How To: Make and Use Miso Syrup
Add Umami and depth to your next drink with this effortless syrup.
Miso has been a staple of Japanese cuisine for centuries, popular enough that the fermented paste has been produced on an industrial level for at least 500 years. It’s a kitchen staple for adding umami to a variety of foods, and has been steadily finding its place in bar programmes.
Production techniques and ageing vary, resulting in a wonderfully diverse array of miso options. Today, many grocery shelves are stocked with multiple varieties, but we’ll focus on White Miso Paste, a wonderful starting point and the most widely available.
Scroll on to learn how to make Miso Simple Syrup, and check out three cocktails that show its range.
How To Make Miso Syrup
Miso Syrup Ingredients:
- 480 ml Water
- 400 g Granulated Sugar
- 120 g White Miso Paste
Instructions:
- Bring water to a boil, and then lower the heat.
- Add sugar and whisk until combined.
- Add miso paste and whisk until combined.
- Fine strain into a non-reactive container and store refrigerated.
How to Use Miso Syrup in Cocktails
Miso syrup is your cheat code to easily add umami and depth to a whole range of cocktails.
A quick Google search for miso flavour-pairing affinities yields so many options it will make your head spin. From the simplest dashi to caramel ice-cream drizzles, fish glazes, and Peanut Butter Cookies with 7,000+ reviews, miso is a versatile and powerful tool to surprise and delight your guests.
As a syrup, it’s just as generous. And while we love our base recipe for White Miso Syrup, we suggest thinking of it as a template – a jumping-off point for your creativity. Swap out the white sugar for alternative sweeteners like agave or jaggery. Try an aged miso. Make a compound syrup, make a shrub… go wild.
Below are three recipes that show just a hint of what miso syrup can do behind the bar. Enjoy!
Peanut Butter Miso Old Fashioned
Peanut butter and miso syrup double down on the sweet-and-savoury combination in this Old Fashioned riff. The fat wash provides a lush mouthfeel, and the umami highlights the bourbon’s vanilla and caramel notes.
Ingredients
- 50 ml Peanut Butter fat-washed Wild Turkey 101*
- 15 ml Miso Syrup
- 2 dashes each Orange Bitters and Aromatic Bitters
Instructions:
- Add all ingredients to a mixing glass with ice.

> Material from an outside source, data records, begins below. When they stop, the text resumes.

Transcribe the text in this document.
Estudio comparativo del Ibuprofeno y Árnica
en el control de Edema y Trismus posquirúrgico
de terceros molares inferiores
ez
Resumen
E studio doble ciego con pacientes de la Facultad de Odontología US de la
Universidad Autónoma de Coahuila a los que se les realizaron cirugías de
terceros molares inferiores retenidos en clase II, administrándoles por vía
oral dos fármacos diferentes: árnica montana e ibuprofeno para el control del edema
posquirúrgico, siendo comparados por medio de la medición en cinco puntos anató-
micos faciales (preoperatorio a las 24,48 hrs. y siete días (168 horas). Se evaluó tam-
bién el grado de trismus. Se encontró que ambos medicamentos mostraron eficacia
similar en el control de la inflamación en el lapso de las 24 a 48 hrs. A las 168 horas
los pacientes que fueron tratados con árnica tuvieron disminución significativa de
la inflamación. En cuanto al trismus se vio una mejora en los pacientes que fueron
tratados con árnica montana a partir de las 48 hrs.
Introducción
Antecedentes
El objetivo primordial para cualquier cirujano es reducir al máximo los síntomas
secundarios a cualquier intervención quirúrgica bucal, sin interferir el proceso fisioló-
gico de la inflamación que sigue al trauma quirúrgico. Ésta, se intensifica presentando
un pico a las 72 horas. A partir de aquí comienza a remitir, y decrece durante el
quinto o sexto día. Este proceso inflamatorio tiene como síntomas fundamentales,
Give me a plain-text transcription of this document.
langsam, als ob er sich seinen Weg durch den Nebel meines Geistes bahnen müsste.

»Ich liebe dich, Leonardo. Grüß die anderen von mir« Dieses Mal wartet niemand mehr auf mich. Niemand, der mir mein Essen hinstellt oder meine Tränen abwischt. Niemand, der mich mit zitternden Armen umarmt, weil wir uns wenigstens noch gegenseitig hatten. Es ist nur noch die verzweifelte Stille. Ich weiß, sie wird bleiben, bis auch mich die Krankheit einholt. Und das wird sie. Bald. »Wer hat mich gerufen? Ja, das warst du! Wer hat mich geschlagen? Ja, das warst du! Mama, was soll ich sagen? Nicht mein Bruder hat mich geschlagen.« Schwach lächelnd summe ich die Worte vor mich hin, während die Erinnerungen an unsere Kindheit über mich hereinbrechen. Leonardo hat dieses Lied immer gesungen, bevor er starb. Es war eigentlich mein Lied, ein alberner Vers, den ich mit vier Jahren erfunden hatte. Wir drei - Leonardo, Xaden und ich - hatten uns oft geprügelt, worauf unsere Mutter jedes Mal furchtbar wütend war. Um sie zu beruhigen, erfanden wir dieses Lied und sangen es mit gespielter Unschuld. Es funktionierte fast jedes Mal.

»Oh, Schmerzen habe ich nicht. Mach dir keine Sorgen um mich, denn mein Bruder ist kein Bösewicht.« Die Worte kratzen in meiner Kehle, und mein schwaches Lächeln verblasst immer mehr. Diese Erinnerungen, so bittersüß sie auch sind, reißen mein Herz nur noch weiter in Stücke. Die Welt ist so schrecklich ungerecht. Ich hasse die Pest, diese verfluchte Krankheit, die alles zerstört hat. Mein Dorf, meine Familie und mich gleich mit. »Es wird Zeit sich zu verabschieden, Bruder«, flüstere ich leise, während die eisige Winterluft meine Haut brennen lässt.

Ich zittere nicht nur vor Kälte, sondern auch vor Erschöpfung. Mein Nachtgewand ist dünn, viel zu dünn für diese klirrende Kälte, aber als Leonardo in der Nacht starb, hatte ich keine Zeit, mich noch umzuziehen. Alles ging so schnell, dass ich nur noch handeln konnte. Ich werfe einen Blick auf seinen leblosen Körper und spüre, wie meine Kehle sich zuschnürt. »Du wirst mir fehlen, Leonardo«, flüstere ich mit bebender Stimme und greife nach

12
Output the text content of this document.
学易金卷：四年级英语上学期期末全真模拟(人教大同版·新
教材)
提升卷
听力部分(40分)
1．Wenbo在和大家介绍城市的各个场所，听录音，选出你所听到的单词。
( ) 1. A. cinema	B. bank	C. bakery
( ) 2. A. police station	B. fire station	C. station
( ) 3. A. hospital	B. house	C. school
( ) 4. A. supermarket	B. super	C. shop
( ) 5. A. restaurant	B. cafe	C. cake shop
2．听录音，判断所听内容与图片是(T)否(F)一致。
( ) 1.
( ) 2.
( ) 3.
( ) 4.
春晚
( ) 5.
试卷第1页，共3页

- Stir and strain over a large cube. Garnish with expressed lemon and orange twists.
- Peanut Butter Wild Turkey: Spread 450 g peanut butter across a large baking tray with a lip, creating a thin layer. Pour one 750 ml bottle of Wild Turkey 101 Bourbon on top. Cover the tray tightly with cling film to prevent evaporation and allow it to sit overnight at room temperature. The next day, strain the bourbon through a coffee filter and funnel it back into the bottle. Discard the peanut butter.
Miso Dark and Stormy
This riff replaces the layered build with a whip shake, better aerating and marrying all the components. Appleton’s apricot and molasses really sing with an umami counterpoint, and the dark rum float is replaced with Averna, offering complexity by way of its bitter orange and liquorice notes.
Ingredients:
- 40 ml Appleton Estate Signature Jamaica Rum
- 25 ml Lime Juice
- 20 ml Miso Syrup
- 15 ml Averna
- Club Soda
Instructions:
- Add all ingredients except soda to a shaker tin with a small handful of pebble ice.
- Whip shake until the ice dissolves. Add soda and give a quick stir to incorporate.
- Pour into a chilled highball glass full of ice. Garnish with a lime wedge.
Thai Basil Miso Margarita
Thai basil, more opinionated and often more anise-forward than other basils, is an obvious addition to the Margarita.
This recipe is sweetened with a miso agave syrup, which highlights the flexibility of the template and perfectly accompanies a quality tequila: bright, vegetal, and complex.
Ingredients:
- 50 ml Espolon Blanco Tequila
- 20 ml Lime juice
- 15 ml Miso Agave Syrup
- 10 ml Grand Marnier Cordon Rouge
- 3 Thai Basil leaves
Instructions:
- Add all ingredients to a mixing glass with ice and shake hard.
- Fine strain into a chilled rocks glass with ice.
- Garnish with a Thai basil leaf and a lime wheel.